The initial attorney we had wanted us to take a deal, something that was tantamount to a plea bargain, to make it all go away. The “deal” is called an Informal Adjustment. If you know what a plea bargain is, you already understand an IA. The actual “deal” we were offered was for them to drop all charges on Jon – so as to protect his Army Reserve career as well as the pending adoption that we have been trying to finish – and I would take the IA where I would a) be put on the Indiana child abuse registry, and b) agree to do whatever they wanted me to for a period of six months, after which they could either a) leave us alone, or b) ask a judge to let them continue in our lives.
After being offered this deal – but never actually getting it in writing – I spoke with three different attorneys, all of whom said that it was no deal at all. The one in particular stated that were I his daughter, he would not let me take it. We went with that attorney.
Fortunately, after hiring him – at a very high price, I might add – we finally recently got word that the CHINS case is being dismissed. The actual paperwork where the judge signed off on it arrived in the mail yesterday.
We couldn’t be happier.
Why am I telling you this? Because I want to spare you the ordeal that we went through. Here’s really all you need to know – yes, I’ve done hours of research on this after being thrown into the system as we were: If anyone from DCS comes to your door, bring the child in question to either the door or window so that DCS may see him/her. Then ask for a warrant. If they have seen the child, they may go to the judge to get a warrant, but if the judge asks them if they saw the child, they say yes. The judge then wants to know if they saw anything wrong with the child. If the answer is no – assuming you really don’t abuse your kids, of course – the judge will see no reason to sign a warrant.
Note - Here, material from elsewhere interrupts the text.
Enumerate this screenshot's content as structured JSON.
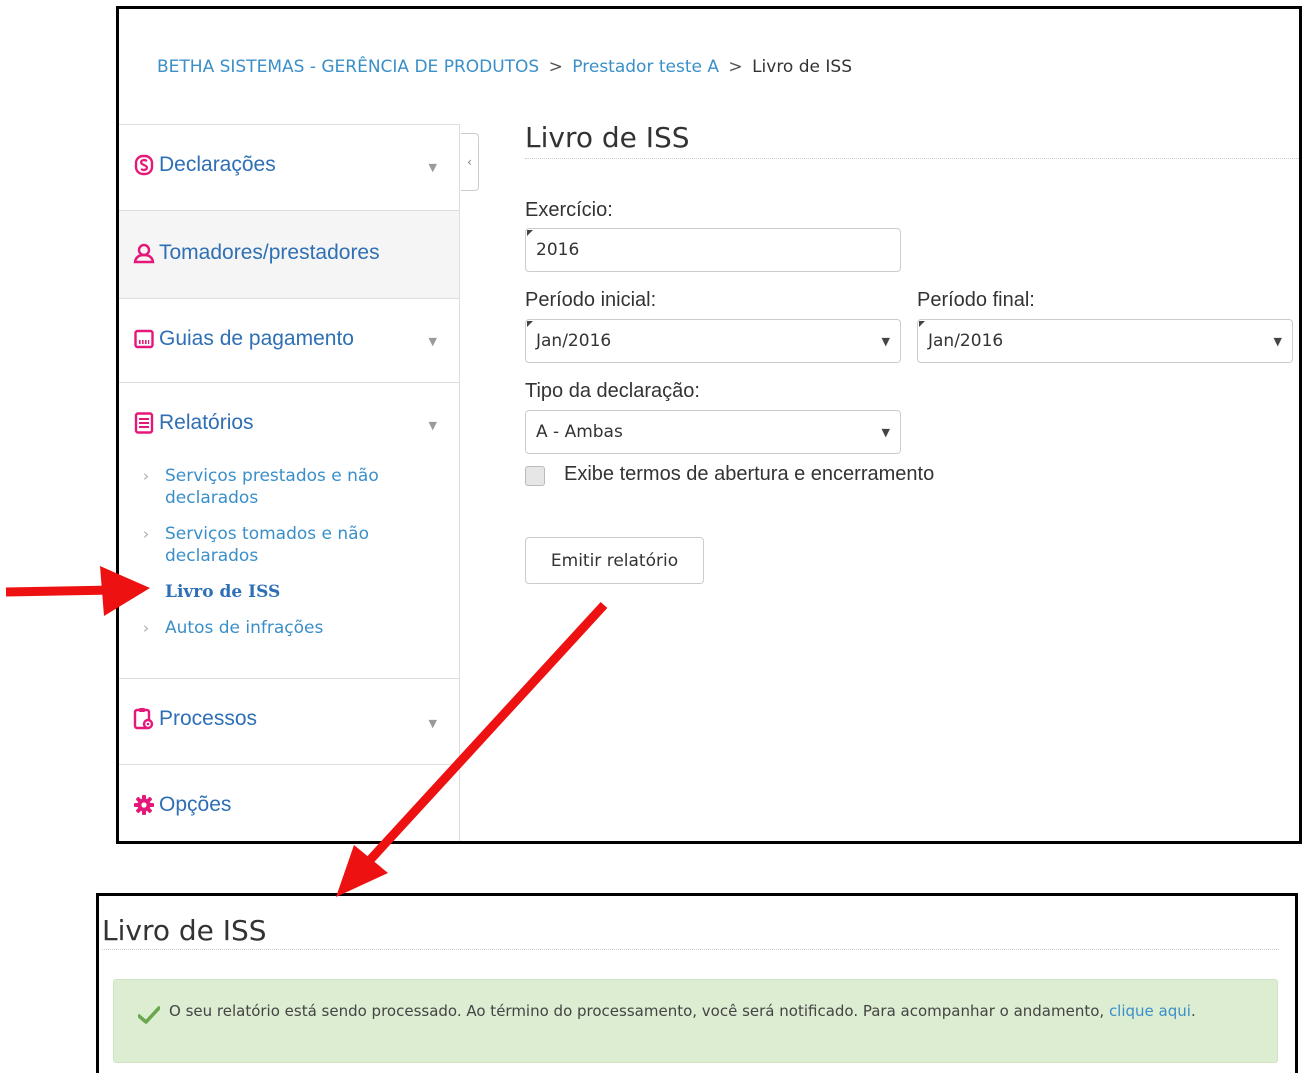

NEVER LET THEM IN YOUR HOUSE because you don’t have to without a warrant!! As soon as you let them in, you waive all rights. With DCS, it’s not really “innocent until proven guilty”, it’s guilty until you can manage to prove otherwise. The people who are most likely to lose their kids are the ones who think they’ve got nothing to hide and let DCS in.
Get it? Got it? Good.
As an aside, I have now heard from two different sources that once DCS gets involved, you are automatically put on a child abuse registry. All the more reason to not let them in, eh??
Edited to add: We got in contact with the ACLU, but they were not interested even though many of our civil rights were violated: By the plainclothes officer who showed up, showed us the gun at his side, did not identify himself before he forced us to leave the restaurant we were at to return to our office where DCS agents waited. The violations of HIPAA that occurred when Riley Hospital did not inform us of anything – even though we had not yet been charged with anything – keeping us totally in the dark while the ER docs had long conversations with DCS, not us, the parents…. So yeah, it seems that the ACLU only has cajones unless and until DCS is involved. As a result of this, I have lost much respect for the once-great organization.